In the 1800s, the American government supported slavery. In those times, it was legal to buy and sell black men and women like livestock, to treat them like dogs, and murder them if need be. When the slaves started trying to run away from their terrible fates, the government passed a law that made it illegal for anyone to help them escape. It was then that Harriet Beecher Stowe decided that something must be done about it, and thus, she created this masterpiece, Uncle Tom’s Cabin. Uncle Tom’s Cabin exposed the real face of this shameful institution to America and also to the rest of the world, and dramatically shifted public opinion about slavery. It is said to have fueled the civil war that finally resulted in the abolition of slavery.
Uncle Tom’s Cabin is written in the third person in an informal, conversational tone. Stowe has painted a vivid picture of “life among the lowly”. She has sprinkled the dialogues with local black-folk dialect, and this gives a realistic touch to the tale. Its sentimental tone is sometimes tedious, but it fulfills its purpose of awakening compassion and guilt in our hearts.
I found it difficult to read Uncle Tom’s Cabin.

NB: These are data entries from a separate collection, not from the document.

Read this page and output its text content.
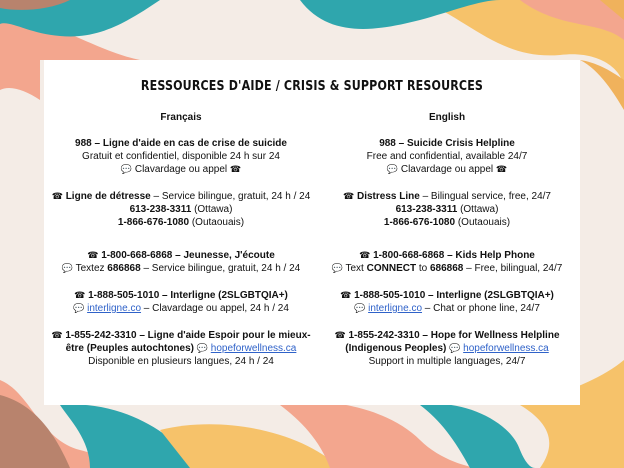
RESSOURCES D'AIDE / CRISIS & SUPPORT RESOURCES
Français
988 – Ligne d'aide en cas de crise de suicide
Gratuit et confidentiel, disponible 24 h sur 24
💬 Clavardage ou appel ☎
☎ Ligne de détresse – Service bilingue, gratuit, 24 h / 24
613-238-3311 (Ottawa)
1-866-676-1080 (Outaouais)
☎ 1-800-668-6868 – Jeunesse, J'écoute
💬 Textez 686868 – Service bilingue, gratuit, 24 h / 24
☎ 1-888-505-1010 – Interligne (2SLGBTQIA+)
💬 interligne.co – Clavardage ou appel, 24 h / 24
☎ 1-855-242-3310 – Ligne d'aide Espoir pour le mieux-être (Peuples autochtones) 💬 hopeforwellness.ca
Disponible en plusieurs langues, 24 h / 24
English
988 – Suicide Crisis Helpline
Free and confidential, available 24/7
💬 Clavardage ou appel ☎
☎ Distress Line – Bilingual service, free, 24/7
613-238-3311 (Ottawa)
1-866-676-1080 (Outaouais)
☎ 1-800-668-6868 – Kids Help Phone
💬 Text CONNECT to 686868 – Free, bilingual, 24/7
☎ 1-888-505-1010 – Interligne (2SLGBTQIA+)
💬 interligne.co – Chat or phone line, 24/7
☎ 1-855-242-3310 – Hope for Wellness Helpline (Indigenous Peoples) 💬 hopeforwellness.ca
Support in multiple languages, 24/7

Because it is difficult to read about the inhuman condition of slaves. Because it is difficult to read about man’s callousness, and his capacity to stoop to shocking levels of cruelty. But in the end, I must admit that Uncle Tom’s Cabin is a powerful, powerful read. It deserves the pedestal that it has made for itself in literature. It had tremendous repercussions in its time, and for me, it is proof that the pen is indeed mightier than the sword. In my opinion, you must read this book at least once!